Well, metaphorically, anyway. And by contrast, losing an i is nothing.
posted by weapons-grade pandemonium at 1:35 PM on March 10, 2012 [2 favorites]


Well I would not expect a Swiss national to so irresponsible as to leave theirs behind.
posted by sammyo at 2:23 PM on March 10, 2012 [1 favorite]


I don't doubt that decapitation isn't any fun, but Agatha of Sicily still makes me wince more.
posted by Alvy Ampersand at 2:39 PM on March 10, 2012


I said cod-piece face!
posted by Sys Rq at 3:06 PM on March 10, 2012 [1 favorite]


Didn't Beetlejuice do this?
posted by cjorgensen at 3:13 PM on March 10, 2012


The legend cannot be traced beyond an 8th century account, according to which the story was revealed to a monk called Florentius.

If you were literate in the 8th century you could make any shit up and centuries would take it as, well gospel.
posted by mattoxic at 4:12 PM on March 10, 2012


What's the point of literacy if you can't make shit up and record it for posterity?

But seriously, I'm embarrassed I didn't know there was a word for "saint who carries their own head" until now.
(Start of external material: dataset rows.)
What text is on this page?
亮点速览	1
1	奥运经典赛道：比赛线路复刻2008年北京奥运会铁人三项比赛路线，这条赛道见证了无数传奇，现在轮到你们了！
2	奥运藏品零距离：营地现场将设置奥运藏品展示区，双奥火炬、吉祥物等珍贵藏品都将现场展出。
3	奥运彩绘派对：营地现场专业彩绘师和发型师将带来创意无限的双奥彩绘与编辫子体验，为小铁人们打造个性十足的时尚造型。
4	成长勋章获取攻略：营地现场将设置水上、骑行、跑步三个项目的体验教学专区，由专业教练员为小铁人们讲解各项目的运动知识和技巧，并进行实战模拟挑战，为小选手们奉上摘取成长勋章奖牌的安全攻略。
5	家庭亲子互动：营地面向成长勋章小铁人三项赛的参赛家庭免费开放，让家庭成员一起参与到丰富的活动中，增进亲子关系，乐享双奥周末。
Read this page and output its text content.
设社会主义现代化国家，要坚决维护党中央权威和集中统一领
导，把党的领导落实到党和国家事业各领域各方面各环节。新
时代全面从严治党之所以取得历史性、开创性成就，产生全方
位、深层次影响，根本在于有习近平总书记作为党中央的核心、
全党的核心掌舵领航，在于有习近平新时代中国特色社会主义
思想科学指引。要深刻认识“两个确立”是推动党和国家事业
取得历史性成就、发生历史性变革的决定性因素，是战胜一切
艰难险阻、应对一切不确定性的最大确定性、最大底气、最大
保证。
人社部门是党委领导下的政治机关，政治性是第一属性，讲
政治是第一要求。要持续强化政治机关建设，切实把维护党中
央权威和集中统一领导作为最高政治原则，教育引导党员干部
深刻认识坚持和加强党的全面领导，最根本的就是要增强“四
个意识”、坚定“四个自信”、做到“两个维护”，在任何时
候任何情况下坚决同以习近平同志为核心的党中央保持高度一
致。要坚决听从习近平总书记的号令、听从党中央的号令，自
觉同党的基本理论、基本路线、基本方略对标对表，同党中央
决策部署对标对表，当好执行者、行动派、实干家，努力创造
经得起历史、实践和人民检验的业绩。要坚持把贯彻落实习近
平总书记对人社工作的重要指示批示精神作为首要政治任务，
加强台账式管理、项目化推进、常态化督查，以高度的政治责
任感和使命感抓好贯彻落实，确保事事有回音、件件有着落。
This is great.
posted by Tesseractive at 6:10 PM on March 10, 2012


I learned the word "cephalophore" from They Might Be Giants, and I'm glad the song was included in the post.
posted by Faint of Butt at 6:20 PM on March 10, 2012 [1 favorite]


Thanks! I'll be on Wikipedia all night!!
posted by swooz at 6:34 PM on March 10, 2012


St. Bart was skinned alive, so that's something.
posted by Nomyte at 6:36 PM on March 10, 2012


I sort of want to do a Suvudu match-up between these folks and the Headless Horseman of Sleepy Hollow now.
posted by Sidhedevil at 6:58 PM on March 10, 2012


After reading this post, I ended up on Wikipedia looking at patron saints for illness, danger and so on which led to me posting a question on AskMetafilter about interesting lists of things.

There are a few and many are excellent.
posted by sciencegeek at 7:56 PM on March 10, 2012


It's funny, I only recently learned this word because of that TMBG song. I listened to it about a dozen times before I stopped and went 'wait, what does that even mean?' I was expecting it to have something to do with whales.
posted by whitneyarner at 8:59 PM on March 10, 2012


I've walked down that street more than once, and missed this entirely.